The three-year shutdown of the 838-megawatt Crystal River
reactor became an issue in the weeks before the merger was
completed in July and played a role in the surprise ouster of
Bill Johnson, the Progress executive who had been slated to lead
the merged companies, executives and board members have said.
Progress Energy Florida supplied the Crystal River report
prepared by Zapata to Florida regulators Monday, said incoming
utility president Alex Glenn, adding that no decision has been
made whether to fix Crystal River or to retire the unit.
Progress said the review found that a repair plan developed
by Progress "appears to be technically feasible, but significant
risks and technical issues" remain unresolved.
Zapata estimated that repair cost at $1.49 billion, above
Progress Energy's estimate of $900 million to $1.3 billion.

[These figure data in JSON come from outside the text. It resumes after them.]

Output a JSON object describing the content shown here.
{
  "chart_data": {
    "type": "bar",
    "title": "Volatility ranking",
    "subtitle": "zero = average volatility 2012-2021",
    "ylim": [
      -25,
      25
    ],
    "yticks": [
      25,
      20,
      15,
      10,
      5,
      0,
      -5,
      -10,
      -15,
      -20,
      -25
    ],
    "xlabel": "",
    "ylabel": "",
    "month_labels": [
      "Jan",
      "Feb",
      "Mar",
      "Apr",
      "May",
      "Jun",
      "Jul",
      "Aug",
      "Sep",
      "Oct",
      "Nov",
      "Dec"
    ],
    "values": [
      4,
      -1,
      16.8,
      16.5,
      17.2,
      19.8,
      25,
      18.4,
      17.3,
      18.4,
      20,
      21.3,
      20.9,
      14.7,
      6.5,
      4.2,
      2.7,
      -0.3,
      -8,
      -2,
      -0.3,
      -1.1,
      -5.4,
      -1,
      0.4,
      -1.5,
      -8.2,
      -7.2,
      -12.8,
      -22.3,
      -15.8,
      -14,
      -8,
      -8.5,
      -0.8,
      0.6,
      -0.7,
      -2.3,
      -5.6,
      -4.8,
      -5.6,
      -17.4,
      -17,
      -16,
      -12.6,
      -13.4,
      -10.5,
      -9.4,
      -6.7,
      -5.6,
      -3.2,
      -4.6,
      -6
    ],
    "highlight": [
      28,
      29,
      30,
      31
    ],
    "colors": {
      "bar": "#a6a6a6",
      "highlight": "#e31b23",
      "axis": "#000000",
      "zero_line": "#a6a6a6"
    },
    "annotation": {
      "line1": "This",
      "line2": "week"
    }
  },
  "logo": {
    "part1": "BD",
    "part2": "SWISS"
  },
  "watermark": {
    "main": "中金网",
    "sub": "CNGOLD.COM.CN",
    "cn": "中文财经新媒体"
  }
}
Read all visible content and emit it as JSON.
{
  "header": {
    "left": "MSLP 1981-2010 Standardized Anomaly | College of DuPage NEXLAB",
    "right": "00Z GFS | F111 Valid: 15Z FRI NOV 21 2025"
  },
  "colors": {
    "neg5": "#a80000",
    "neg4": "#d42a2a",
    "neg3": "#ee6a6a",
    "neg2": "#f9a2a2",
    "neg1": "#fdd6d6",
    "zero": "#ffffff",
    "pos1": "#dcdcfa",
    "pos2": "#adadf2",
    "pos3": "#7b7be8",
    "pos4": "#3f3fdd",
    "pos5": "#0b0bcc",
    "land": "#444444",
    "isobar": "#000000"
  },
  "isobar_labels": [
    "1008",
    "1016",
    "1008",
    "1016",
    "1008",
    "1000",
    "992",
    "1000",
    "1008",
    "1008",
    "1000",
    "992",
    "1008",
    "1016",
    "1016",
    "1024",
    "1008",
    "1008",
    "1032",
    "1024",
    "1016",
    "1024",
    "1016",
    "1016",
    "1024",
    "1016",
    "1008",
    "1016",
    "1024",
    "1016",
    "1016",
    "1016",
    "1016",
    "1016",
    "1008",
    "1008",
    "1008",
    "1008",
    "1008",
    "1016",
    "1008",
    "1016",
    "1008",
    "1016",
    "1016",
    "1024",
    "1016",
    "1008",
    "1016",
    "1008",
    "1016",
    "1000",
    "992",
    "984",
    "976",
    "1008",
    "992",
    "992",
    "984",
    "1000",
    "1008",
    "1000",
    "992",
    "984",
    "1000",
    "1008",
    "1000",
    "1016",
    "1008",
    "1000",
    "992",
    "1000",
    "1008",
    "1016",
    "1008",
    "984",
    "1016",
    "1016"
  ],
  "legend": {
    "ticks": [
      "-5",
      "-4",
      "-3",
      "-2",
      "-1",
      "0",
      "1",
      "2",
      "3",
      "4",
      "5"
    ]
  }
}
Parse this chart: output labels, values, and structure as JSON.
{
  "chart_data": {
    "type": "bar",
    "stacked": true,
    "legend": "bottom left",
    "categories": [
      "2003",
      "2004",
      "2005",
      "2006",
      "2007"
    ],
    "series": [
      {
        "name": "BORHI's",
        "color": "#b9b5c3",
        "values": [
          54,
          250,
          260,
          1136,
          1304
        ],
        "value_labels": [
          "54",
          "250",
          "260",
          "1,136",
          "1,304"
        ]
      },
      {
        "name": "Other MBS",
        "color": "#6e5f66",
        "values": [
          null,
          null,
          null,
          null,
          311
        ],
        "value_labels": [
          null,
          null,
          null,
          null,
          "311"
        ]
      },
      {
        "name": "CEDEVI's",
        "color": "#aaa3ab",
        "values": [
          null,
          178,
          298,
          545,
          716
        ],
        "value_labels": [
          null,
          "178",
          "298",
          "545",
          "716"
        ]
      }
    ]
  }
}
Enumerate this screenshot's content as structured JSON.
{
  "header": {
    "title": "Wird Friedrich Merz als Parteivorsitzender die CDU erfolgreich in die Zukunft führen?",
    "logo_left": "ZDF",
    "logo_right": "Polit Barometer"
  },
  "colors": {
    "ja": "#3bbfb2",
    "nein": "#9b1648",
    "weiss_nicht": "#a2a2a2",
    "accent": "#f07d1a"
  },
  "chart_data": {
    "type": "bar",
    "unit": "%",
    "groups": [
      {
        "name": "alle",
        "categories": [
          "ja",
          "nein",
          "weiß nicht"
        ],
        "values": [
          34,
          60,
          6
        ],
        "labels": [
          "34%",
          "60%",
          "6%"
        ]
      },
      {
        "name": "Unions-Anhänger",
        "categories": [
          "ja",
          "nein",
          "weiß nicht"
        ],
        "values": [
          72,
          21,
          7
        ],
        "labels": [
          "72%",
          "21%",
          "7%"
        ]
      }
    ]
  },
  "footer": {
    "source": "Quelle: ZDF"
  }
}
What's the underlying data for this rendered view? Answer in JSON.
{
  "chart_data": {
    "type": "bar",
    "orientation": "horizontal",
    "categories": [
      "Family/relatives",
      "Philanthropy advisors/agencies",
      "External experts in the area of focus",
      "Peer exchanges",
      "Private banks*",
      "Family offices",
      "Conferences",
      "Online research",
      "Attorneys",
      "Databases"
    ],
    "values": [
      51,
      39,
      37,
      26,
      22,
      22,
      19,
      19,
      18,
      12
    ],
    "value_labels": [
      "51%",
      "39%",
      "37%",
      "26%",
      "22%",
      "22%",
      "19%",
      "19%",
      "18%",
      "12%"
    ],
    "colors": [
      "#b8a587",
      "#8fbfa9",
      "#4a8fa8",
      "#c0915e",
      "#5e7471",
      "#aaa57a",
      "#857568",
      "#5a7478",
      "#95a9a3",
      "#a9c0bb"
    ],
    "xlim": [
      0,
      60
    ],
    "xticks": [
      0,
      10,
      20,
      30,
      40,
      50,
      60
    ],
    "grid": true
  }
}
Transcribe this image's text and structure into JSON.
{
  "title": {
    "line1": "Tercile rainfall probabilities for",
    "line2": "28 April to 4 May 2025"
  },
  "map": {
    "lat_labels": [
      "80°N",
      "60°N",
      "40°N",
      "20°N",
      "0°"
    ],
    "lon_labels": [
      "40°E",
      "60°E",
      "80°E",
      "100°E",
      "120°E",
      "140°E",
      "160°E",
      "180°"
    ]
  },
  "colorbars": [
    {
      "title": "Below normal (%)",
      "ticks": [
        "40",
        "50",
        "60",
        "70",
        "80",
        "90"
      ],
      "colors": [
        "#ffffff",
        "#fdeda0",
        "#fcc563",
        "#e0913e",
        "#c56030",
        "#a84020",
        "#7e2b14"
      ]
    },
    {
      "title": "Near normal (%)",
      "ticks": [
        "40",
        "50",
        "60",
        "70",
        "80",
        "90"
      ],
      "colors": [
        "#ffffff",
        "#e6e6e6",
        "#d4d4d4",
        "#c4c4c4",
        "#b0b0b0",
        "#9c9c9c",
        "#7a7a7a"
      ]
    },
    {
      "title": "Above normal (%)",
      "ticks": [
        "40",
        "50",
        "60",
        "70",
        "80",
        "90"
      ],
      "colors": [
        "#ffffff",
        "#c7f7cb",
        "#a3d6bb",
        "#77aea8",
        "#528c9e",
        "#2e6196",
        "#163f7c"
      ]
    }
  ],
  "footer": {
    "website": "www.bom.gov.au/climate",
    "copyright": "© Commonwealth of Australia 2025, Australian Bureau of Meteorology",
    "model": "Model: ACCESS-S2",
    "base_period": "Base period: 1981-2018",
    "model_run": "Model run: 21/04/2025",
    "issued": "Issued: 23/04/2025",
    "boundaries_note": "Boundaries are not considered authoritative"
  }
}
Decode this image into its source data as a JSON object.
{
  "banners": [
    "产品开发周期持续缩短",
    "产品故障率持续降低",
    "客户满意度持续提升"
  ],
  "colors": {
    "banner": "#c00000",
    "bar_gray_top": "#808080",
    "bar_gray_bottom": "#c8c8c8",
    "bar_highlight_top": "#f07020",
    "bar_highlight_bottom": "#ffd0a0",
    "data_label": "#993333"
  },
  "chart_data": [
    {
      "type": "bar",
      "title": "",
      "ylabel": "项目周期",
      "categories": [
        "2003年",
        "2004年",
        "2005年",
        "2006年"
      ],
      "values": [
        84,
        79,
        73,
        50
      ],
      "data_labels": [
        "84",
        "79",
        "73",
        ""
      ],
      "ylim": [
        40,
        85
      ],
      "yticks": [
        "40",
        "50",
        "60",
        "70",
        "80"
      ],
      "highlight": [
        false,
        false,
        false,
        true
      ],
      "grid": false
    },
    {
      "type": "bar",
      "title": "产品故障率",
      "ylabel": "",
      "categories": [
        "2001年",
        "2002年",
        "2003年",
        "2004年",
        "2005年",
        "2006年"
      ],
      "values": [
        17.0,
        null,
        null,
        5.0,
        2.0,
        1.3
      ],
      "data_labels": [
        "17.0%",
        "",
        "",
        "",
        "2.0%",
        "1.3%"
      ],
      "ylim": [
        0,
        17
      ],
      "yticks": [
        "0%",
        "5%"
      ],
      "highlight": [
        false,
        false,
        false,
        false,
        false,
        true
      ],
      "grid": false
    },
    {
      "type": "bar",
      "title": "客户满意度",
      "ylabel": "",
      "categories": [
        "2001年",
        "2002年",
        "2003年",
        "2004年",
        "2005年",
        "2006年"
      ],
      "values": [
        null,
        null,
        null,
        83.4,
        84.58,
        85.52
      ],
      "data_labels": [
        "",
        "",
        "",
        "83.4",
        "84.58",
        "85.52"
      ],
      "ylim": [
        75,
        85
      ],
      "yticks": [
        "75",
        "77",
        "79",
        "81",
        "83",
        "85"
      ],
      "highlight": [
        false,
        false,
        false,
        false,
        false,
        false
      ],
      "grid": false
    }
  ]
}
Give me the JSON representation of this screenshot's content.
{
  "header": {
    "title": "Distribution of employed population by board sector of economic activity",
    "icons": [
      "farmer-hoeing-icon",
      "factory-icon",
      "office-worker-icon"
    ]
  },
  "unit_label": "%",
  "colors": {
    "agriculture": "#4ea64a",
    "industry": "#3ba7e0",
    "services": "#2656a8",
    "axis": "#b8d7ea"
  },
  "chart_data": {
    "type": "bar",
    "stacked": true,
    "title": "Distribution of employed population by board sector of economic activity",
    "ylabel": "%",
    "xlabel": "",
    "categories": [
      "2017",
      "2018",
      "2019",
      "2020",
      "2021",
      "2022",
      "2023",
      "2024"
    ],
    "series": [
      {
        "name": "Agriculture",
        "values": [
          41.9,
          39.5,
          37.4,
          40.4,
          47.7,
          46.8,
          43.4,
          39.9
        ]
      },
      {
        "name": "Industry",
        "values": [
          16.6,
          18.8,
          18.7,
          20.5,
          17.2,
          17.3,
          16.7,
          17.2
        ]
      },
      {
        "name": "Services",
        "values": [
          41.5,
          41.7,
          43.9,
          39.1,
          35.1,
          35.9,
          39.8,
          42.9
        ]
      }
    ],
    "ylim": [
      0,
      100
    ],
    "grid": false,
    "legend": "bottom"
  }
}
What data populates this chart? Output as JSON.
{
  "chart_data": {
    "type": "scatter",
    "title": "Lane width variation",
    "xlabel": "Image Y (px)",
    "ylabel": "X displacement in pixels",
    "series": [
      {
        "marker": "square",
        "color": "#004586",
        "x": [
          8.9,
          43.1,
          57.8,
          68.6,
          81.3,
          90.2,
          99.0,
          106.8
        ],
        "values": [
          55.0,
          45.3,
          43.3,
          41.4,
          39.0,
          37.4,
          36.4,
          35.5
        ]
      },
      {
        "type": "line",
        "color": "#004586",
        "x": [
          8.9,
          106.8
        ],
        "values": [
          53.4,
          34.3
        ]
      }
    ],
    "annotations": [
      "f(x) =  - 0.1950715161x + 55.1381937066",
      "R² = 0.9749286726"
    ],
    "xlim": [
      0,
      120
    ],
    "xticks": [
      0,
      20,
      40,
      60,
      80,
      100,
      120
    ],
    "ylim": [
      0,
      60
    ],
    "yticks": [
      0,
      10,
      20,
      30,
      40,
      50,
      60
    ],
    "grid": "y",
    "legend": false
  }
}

Zapata also prepared an estimate for more extensive work
based on other scenarios. A worst-case scenario that included
eventual replacement of the plant's dome and containment
building walls came in at $3.43 billion, with an eight-year time
The reactor has been shut since 2009 due to serious cracks
found in the containment building walls. Progress had said the
unit might return to service in 2014 if repaired.
"We will proceed with a repair option only if there is a
high degree of confidence that the repair can be successfully
completed and licensed within the final estimated costs and
schedule, and is in the best interests of our customers, joint
owners and investors," Glenn said in a statement.
Charlotte, North Carolina-based Duke Energy became the
largest electric utility and second-largest nuclear operator in
the nation last month when it acquired Raleigh, North
Carolina-based Progress Energy in an $18 billion merger.
Duke Chairman James Rogers has said the decision to repair
or retire Crystal River may not be made before the end of 2012
as the utility had agreed to do in a settlement with Florida
utility regulators earlier this year.
Under that pact, the utility would be able to pass along to
customers the cost to replace Crystal River's output through
2016 if repair work began before the end of 2012. If repairs
begin later, the utility agreed to refund replacement power
costs up to $40 million in 2015 and $60 million in 2016.
If the Crystal River reactor is retired, also an expensive
option, the utility will be able to recover its remaining
investment in the plant from its 1.6 million customers,
according to the settlement. Any insurance proceeds would be
applied to replacement power costs first.